Huston, who has served on the commission for three years, was first elected in a tight race in November 2014.

"Now in my third year of my first four-year term as a Jefferson County commissioner, I want to continue to serve in this position working with my two fellow commissioners to make good policy decisions that serve the citizens of our county," said Huston. "I want to work with our county administrative staff, department heads, our employees and the other county elected officials to provide efficient services and to continue the good work being done to plan for future needs and challenges. I like our community and I like people and I want to serve well."

"As I attend city council meetings and work sessions, school board meetings, Crooked River Ranch board work sessions, and meetings of community groups, I like to connect with everyone who is working and volunteering to better our community," she said. "I represent Jefferson County on three Central Oregon regional boards and on Association of Oregon County committees in Salem and want to continue to provide these benefits to Jefferson County."

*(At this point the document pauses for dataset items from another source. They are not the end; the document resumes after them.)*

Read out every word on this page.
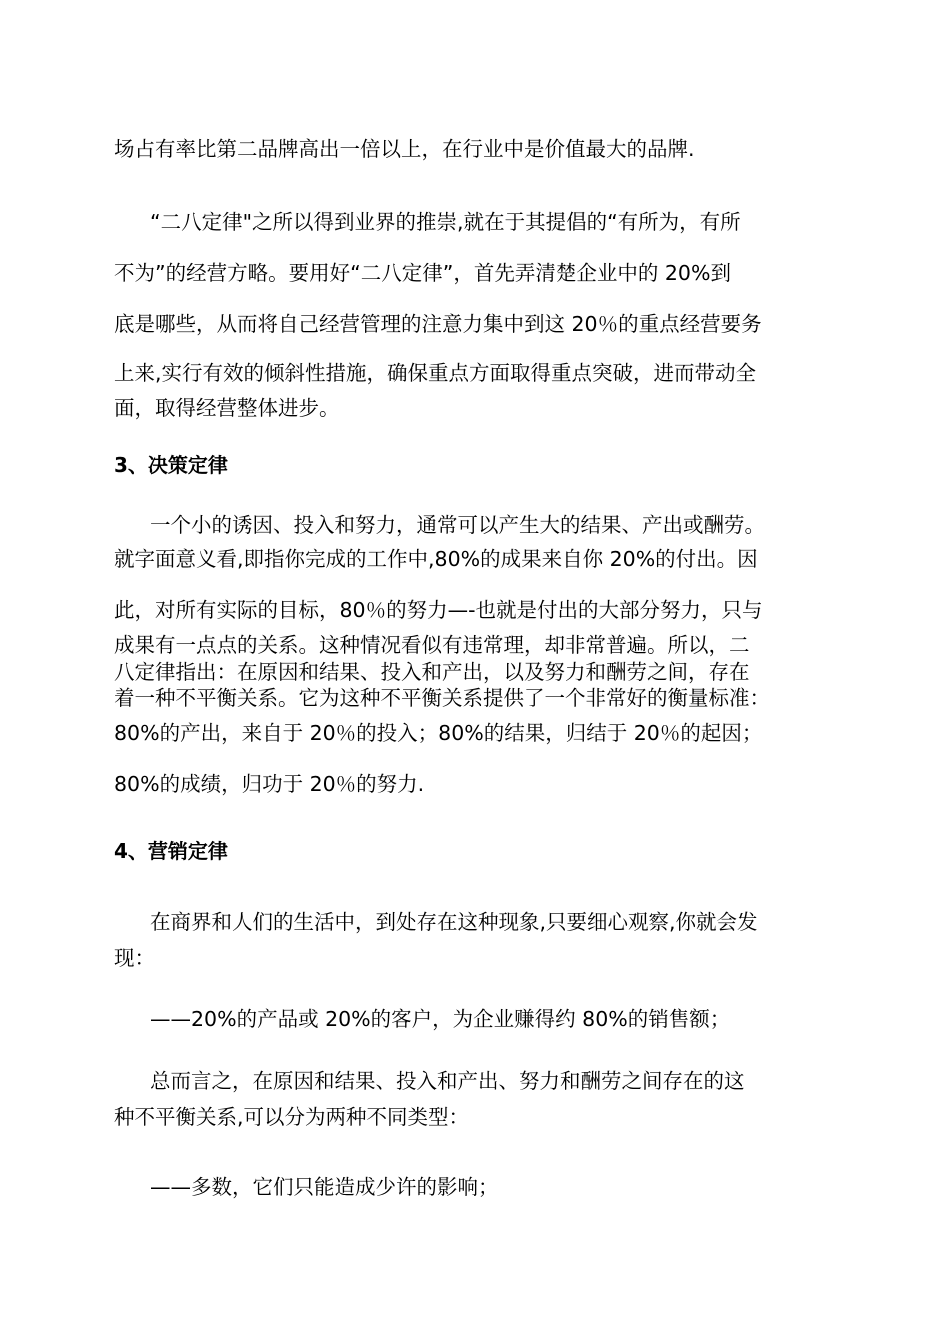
场占有率比第二品牌高出一倍以上，在行业中是价值最大的品牌.

“二八定律"之所以得到业界的推崇,就在于其提倡的“有所为，有所

不为”的经营方略。要用好“二八定律”，首先弄清楚企业中的 20%到

底是哪些，从而将自己经营管理的注意力集中到这 20％的重点经营要务

上来,实行有效的倾斜性措施，确保重点方面取得重点突破，进而带动全

面，取得经营整体进步。

3、决策定律

一个小的诱因、投入和努力，通常可以产生大的结果、产出或酬劳。

就字面意义看,即指你完成的工作中,80%的成果来自你 20%的付出。因

此，对所有实际的目标，80％的努力—-也就是付出的大部分努力，只与

成果有一点点的关系。这种情况看似有违常理，却非常普遍。所以，二

八定律指出：在原因和结果、投入和产出，以及努力和酬劳之间，存在

着一种不平衡关系。它为这种不平衡关系提供了一个非常好的衡量标准：

80%的产出，来自于 20％的投入；80%的结果，归结于 20％的起因；

80%的成绩，归功于 20％的努力.

4、营销定律

在商界和人们的生活中，到处存在这种现象,只要细心观察,你就会发

现：

——20%的产品或 20%的客户，为企业赚得约 80%的销售额；

总而言之，在原因和结果、投入和产出、努力和酬劳之间存在的这

种不平衡关系,可以分为两种不同类型：

——多数，它们只能造成少许的影响；
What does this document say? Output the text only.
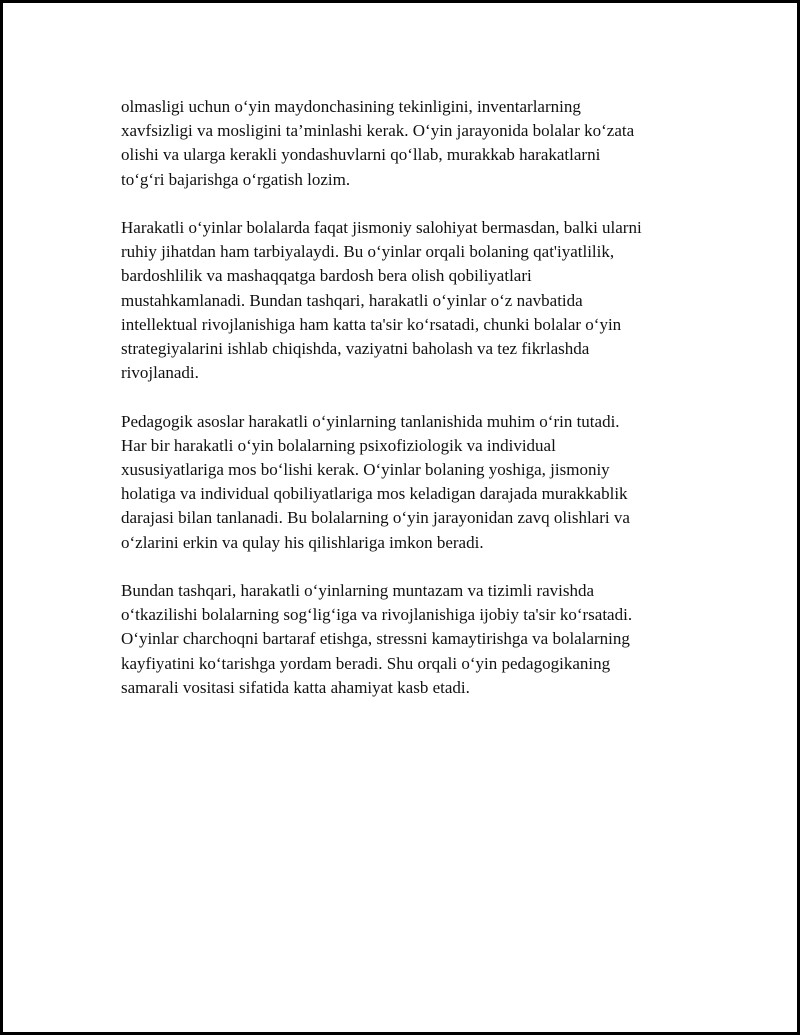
olmasligi uchun o‘yin maydonchasining tekinligini, inventarlarning
xavfsizligi va mosligini ta’minlashi kerak. O‘yin jarayonida bolalar ko‘zata
olishi va ularga kerakli yondashuvlarni qo‘llab, murakkab harakatlarni
to‘g‘ri bajarishga o‘rgatish lozim.

Harakatli o‘yinlar bolalarda faqat jismoniy salohiyat bermasdan, balki ularni
ruhiy jihatdan ham tarbiyalaydi. Bu o‘yinlar orqali bolaning qat'iyatlilik,
bardoshlilik va mashaqqatga bardosh bera olish qobiliyatlari
mustahkamlanadi. Bundan tashqari, harakatli o‘yinlar o‘z navbatida
intellektual rivojlanishiga ham katta ta'sir ko‘rsatadi, chunki bolalar o‘yin
strategiyalarini ishlab chiqishda, vaziyatni baholash va tez fikrlashda
rivojlanadi.

Pedagogik asoslar harakatli o‘yinlarning tanlanishida muhim o‘rin tutadi.
Har bir harakatli o‘yin bolalarning psixofiziologik va individual
xususiyatlariga mos bo‘lishi kerak. O‘yinlar bolaning yoshiga, jismoniy
holatiga va individual qobiliyatlariga mos keladigan darajada murakkablik
darajasi bilan tanlanadi. Bu bolalarning o‘yin jarayonidan zavq olishlari va
o‘zlarini erkin va qulay his qilishlariga imkon beradi.

Bundan tashqari, harakatli o‘yinlarning muntazam va tizimli ravishda
o‘tkazilishi bolalarning sog‘lig‘iga va rivojlanishiga ijobiy ta'sir ko‘rsatadi.
O‘yinlar charchoqni bartaraf etishga, stressni kamaytirishga va bolalarning
kayfiyatini ko‘tarishga yordam beradi. Shu orqali o‘yin pedagogikaning
samarali vositasi sifatida katta ahamiyat kasb etadi.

Schmith, who is challenging Huston, owns Madras Acupuncture.

"I bring a unique set of life experiences and skillsets to the table," said Schmith. "I grew up in Jefferson County, attending K-12 in the 509-J School District and continued on to OSU."

"Living in Southeast Asia for three years drove home how blessed I was to grow up in such a great community and in 1999, I returned home to support my aging father and open a successful business," said Schmith. "I strive to bring people together to create solutions and find resources to solve problems. I will use my diverse personal, volunteering and business experiences to support and help move forward the community I love."

For position 2, incumbent Mike Ahern, of Madras, has announced that he will not run for re-election. Ahern has served on the commission since his election in 2006.

"I've been on the commission for 16 years, and I've enjoyed it," said Ahern, who was first elected in 1998, served four years, and was re-elected in 2006, "but it's time."

Courtney Snead, of Madras, is currently the only person running for that position.

Snead is a consultant and small business owner, Boring But Important, and part-time political science and human development instructor at Central Oregon Community College.

"I have decided to run for County Commission because serving in this role would give me the opportunity to use my education, background and experience to serve my community," said Snead. "As a youth, I was inspired by elected leaders, both past and present, who used their talents to create, serve, and sustain our Democracy and it would be my honor to do the same in Jefferson County."